Читать книгу The Fairy Latchkey - Magdalene Horsfall - Страница 5
CHAPTER III
WHICH TELLS OF A KEY-HOLE IN A WALL
ОглавлениеNow when Philomène was still quite a little girl she had had some playfellows whom neither Nurse nor Miss Mills knew anything about, and these were her green dwarfs and Mrs Handy.
The green dwarfs (there were six of them) lived in the wall beside her bed; they wore pointed shoes and peaked hats, and they waited upon her as pages. She could not remember ever having deliberately invented them; she had gradually come to know them. No sooner had Nurse closed the bedroom door and sat down to her sewing-machine at the schoolroom table, than Philomène would knock upon the wall against which her bed was placed, and the dwarfs would appear, not all together, but one by one, peaked hats foremost. Then they would keep her amused, generally by story-telling, till she felt herself growing drowsy, when she would wave her hand right royally, and back they would disappear into the wall.
Mrs Handy was her companion in the daytime, and she was a most useful friend, equally good at inventing games and at helping with lessons. Moreover, strange to say, she always came to live at Sideview when Godmother was out of town, and as soon as Godmother returned, Mrs Handy would take a journey to Troy or the Rocky Mountains, or some such place of interest, promising to re-visit Sideview as soon as Godmother left London, and to be sure and give Philomène an exciting account of her adventures abroad.
But as Philomène grew older, she gradually realised with sorrow that neither the green dwarfs nor Mrs Handy were anything more than a make-believe, and in her grief at having had to say good-bye to them, she turned for comfort to the pleasures of story-writing, and to the thought of the mysterious key-hole in the garden wall.
The garden of Sideview was flanked on three sides by a wall, and on the fourth by the back of the house. There was a lawn bordered by a path, and at the end farthest from the house there was a large strawberry bed. Flower-beds were laid out between the path and the wall, some young fruit-trees that never seemed to bear any fruit grew near the strawberry bed, and close to the house an iron staircase, with a pump at the foot of it, climbed to the level of a garden door that opened out of the schoolroom.
“I wish a fairy caretaker with a red cloak lived in our garden wall, and would tell me stories as she did to Mrs Molesworth’s children,” thought Philomène regretfully, “but then that was in the ‘Enchanted Garden,’ and I never did see a garden in all my life that looked less enchanted than ours. It is so flat, and there is no water in it, unless you count the pump, no pond or fountain, and it isn’t a bit neglected either, with the man coming twice a week to mow the grass.”

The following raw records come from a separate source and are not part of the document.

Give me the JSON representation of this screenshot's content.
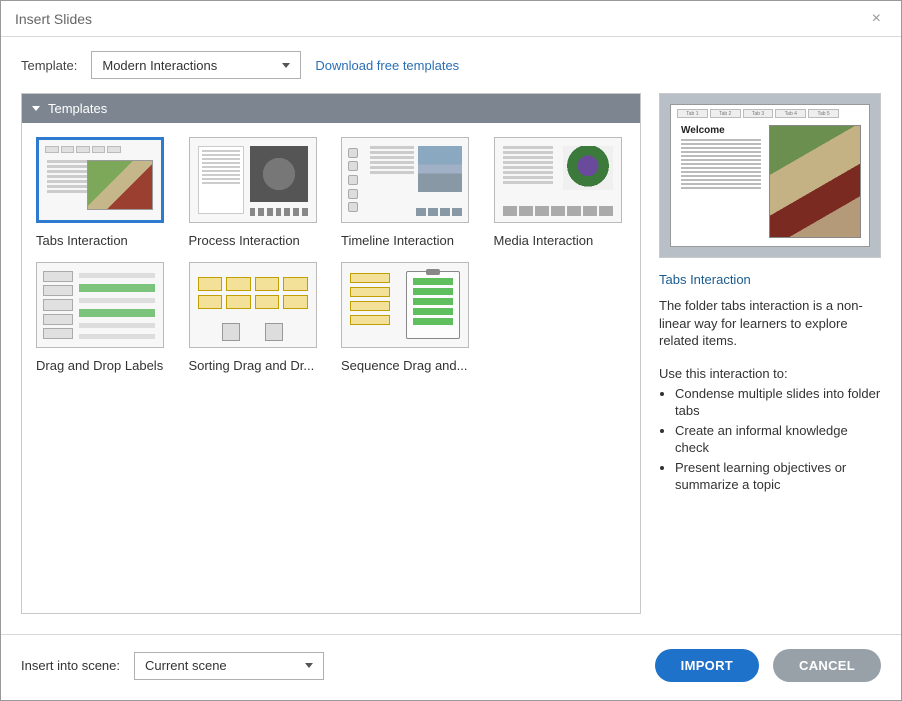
{
  "dialog": {
    "title": "Insert Slides"
  },
  "toolbar": {
    "template_label": "Template:",
    "template_value": "Modern Interactions",
    "download_link": "Download free templates"
  },
  "section": {
    "header": "Templates"
  },
  "templates": [
    {
      "name": "Tabs Interaction",
      "thumb_style": "th-tabs",
      "selected": true
    },
    {
      "name": "Process Interaction",
      "thumb_style": "th-process",
      "selected": false
    },
    {
      "name": "Timeline Interaction",
      "thumb_style": "th-timeline",
      "selected": false
    },
    {
      "name": "Media Interaction",
      "thumb_style": "th-media",
      "selected": false
    },
    {
      "name": "Drag and Drop Labels",
      "thumb_style": "th-drag",
      "selected": false
    },
    {
      "name": "Sorting Drag and Dr...",
      "thumb_style": "th-sort",
      "selected": false
    },
    {
      "name": "Sequence Drag and...",
      "thumb_style": "th-seq",
      "selected": false
    }
  ],
  "preview": {
    "tabs": [
      "Tab 1",
      "Tab 2",
      "Tab 3",
      "Tab 4",
      "Tab 5"
    ],
    "heading": "Welcome",
    "title": "Tabs Interaction",
    "description": "The folder tabs interaction is a non-linear way for learners to explore related items.",
    "use_heading": "Use this interaction to:",
    "bullets": [
      "Condense multiple slides into folder tabs",
      "Create an informal knowledge check",
      "Present learning objectives or summarize a topic"
    ]
  },
  "footer": {
    "scene_label": "Insert into scene:",
    "scene_value": "Current scene",
    "import_label": "IMPORT",
    "cancel_label": "CANCEL"
  }
}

One large flower-bed, about half way down the garden, was Philomène’s very own. It was divided in two by a tiny path, on either side of which grew marigolds and London-pride, and her initials in mustard and cress. The box-bordered path ended abruptly where it ran against the wall, and it was in this wall that the unaccountable key-hole was to be seen. Philomène reasoned that where there was a key-hole there must be a key and a person to turn it, yet she had watched it by the hour, as a cat watches a mouse-hole, but without result, so that at last she gave up hope, and went back to her story-writing.
It was an afternoon early in May, tea was over, and Philomène sat in the red-cushioned rocking-chair, scribbling her latest novel. It was very quiet in the schoolroom; only the ticking of the cuckoo clock, the click of Nurse’s knitting-needles, and the scratching of Philomène’s pen were to be heard.

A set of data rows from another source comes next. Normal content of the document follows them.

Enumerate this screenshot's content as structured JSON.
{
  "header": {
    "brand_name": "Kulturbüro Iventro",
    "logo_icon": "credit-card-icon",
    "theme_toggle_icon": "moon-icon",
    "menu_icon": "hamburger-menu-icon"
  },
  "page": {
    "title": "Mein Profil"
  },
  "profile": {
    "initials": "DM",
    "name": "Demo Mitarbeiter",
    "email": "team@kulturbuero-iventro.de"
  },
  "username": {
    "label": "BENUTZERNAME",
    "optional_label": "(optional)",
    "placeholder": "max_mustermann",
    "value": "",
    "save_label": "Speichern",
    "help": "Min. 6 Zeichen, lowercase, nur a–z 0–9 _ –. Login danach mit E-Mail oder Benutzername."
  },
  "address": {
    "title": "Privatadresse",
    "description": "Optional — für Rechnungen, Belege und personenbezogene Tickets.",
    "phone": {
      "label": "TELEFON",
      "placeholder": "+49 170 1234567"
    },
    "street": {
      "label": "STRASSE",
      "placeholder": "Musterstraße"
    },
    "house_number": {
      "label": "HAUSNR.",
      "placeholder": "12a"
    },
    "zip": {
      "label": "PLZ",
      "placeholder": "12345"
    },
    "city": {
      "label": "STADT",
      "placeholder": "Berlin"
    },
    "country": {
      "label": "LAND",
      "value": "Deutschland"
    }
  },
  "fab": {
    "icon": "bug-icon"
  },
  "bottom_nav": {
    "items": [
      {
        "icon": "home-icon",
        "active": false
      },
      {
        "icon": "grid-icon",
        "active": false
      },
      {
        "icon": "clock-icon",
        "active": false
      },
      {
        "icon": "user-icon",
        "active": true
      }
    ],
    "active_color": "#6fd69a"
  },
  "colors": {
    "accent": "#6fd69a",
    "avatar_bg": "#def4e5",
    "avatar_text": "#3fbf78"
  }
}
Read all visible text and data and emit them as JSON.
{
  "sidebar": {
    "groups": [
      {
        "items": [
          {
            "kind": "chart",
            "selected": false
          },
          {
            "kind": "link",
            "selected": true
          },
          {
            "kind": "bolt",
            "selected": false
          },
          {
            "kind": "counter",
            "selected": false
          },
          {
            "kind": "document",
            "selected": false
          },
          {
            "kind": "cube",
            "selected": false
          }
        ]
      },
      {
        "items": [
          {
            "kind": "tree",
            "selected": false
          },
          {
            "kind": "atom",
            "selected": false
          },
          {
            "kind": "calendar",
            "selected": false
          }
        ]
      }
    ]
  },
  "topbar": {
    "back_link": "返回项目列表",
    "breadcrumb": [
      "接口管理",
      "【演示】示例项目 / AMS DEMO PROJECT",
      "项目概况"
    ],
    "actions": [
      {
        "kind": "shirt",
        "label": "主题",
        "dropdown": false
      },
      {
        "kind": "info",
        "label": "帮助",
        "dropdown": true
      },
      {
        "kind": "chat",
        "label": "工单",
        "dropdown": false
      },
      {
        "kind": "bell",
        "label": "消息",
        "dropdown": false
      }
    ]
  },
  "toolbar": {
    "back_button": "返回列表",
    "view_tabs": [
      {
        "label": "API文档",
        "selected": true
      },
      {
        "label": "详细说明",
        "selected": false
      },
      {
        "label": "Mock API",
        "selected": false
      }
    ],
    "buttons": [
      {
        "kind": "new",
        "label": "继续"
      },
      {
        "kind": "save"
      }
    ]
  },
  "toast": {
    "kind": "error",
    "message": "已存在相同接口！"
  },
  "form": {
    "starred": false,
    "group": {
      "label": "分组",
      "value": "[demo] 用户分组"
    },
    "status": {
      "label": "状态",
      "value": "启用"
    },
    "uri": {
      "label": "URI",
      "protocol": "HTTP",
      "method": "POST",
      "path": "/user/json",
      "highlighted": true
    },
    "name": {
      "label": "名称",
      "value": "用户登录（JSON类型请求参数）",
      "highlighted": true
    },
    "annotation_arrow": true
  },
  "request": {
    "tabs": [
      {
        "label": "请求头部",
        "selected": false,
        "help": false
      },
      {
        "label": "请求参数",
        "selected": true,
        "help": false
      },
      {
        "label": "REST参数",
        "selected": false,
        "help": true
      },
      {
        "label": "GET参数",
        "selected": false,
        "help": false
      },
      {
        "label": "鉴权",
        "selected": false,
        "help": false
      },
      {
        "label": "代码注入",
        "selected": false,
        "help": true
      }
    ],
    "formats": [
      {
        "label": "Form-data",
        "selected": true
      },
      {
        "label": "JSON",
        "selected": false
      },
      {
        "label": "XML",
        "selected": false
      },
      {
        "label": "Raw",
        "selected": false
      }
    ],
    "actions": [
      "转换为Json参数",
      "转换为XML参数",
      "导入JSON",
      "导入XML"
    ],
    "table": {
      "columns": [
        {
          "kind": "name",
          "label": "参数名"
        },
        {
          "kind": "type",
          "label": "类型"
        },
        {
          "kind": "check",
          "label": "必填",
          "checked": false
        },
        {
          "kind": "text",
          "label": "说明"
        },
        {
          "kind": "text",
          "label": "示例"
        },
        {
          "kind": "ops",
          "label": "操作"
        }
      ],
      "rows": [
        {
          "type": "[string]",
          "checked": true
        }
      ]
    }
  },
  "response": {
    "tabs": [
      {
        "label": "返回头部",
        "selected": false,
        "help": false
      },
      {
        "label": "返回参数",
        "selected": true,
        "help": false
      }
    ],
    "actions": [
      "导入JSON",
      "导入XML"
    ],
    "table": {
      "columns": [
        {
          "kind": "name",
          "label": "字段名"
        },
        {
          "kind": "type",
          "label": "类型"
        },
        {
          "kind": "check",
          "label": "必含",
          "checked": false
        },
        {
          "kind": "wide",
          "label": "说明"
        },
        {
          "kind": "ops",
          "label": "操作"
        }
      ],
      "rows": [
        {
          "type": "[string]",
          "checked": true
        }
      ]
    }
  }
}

“There had come to the castle,” Philomène had just written, “an old man who must have seen the snowdrops herald the Spring some ninety times, with an aged woman to cook.” She was not altogether pleased with the sound of this sentence when it was finished, but after making several vain attempts to alter it, she added a foot-note: “Bad grammar, but unavoidable.”
“Miss Philomène,” said Nurse, “I wish you would go out into the garden, like a dear good child. Only look at the fine weather, and it isn’t as if you were writing anything for Miss Mills neither.” So Philomène rose reluctantly, after having first written “To be con” at the end of the page, for she had not as yet made up her mind whether the story was “to be continued” or “concluded in our next.” Then she fetched her garden hat, and went to fill her watering-can at the pump.
It was still and sunny in the open, and the hum of insects sounded louder than the hum of traffic. In the lilac bush a blackbird was practising his grace-notes, so as to be in good voice for the many concerts of the on-coming season, and a warm west wind passed through the garden in long, happy sighs, as though the young summer were drawing its first deep breaths of lazy contentment. Philomène began watering and weeding her garden, and from time to time she looked up at the key-hole in the wall.
“If one is just ordinary oneself,” she said half aloud, “and lives in an ordinary house, I expect fairy things simply can’t happen. Some day, though, I must write a book about them, as if they really had happened; I suppose that is the next best thing.”
At that moment she caught sight of a dandelion about to seed, growing between her box borders; she stooped to pick the beautiful thing, and at once began to blow upon the “nursery clock,” so that the seeds took wing in all directions.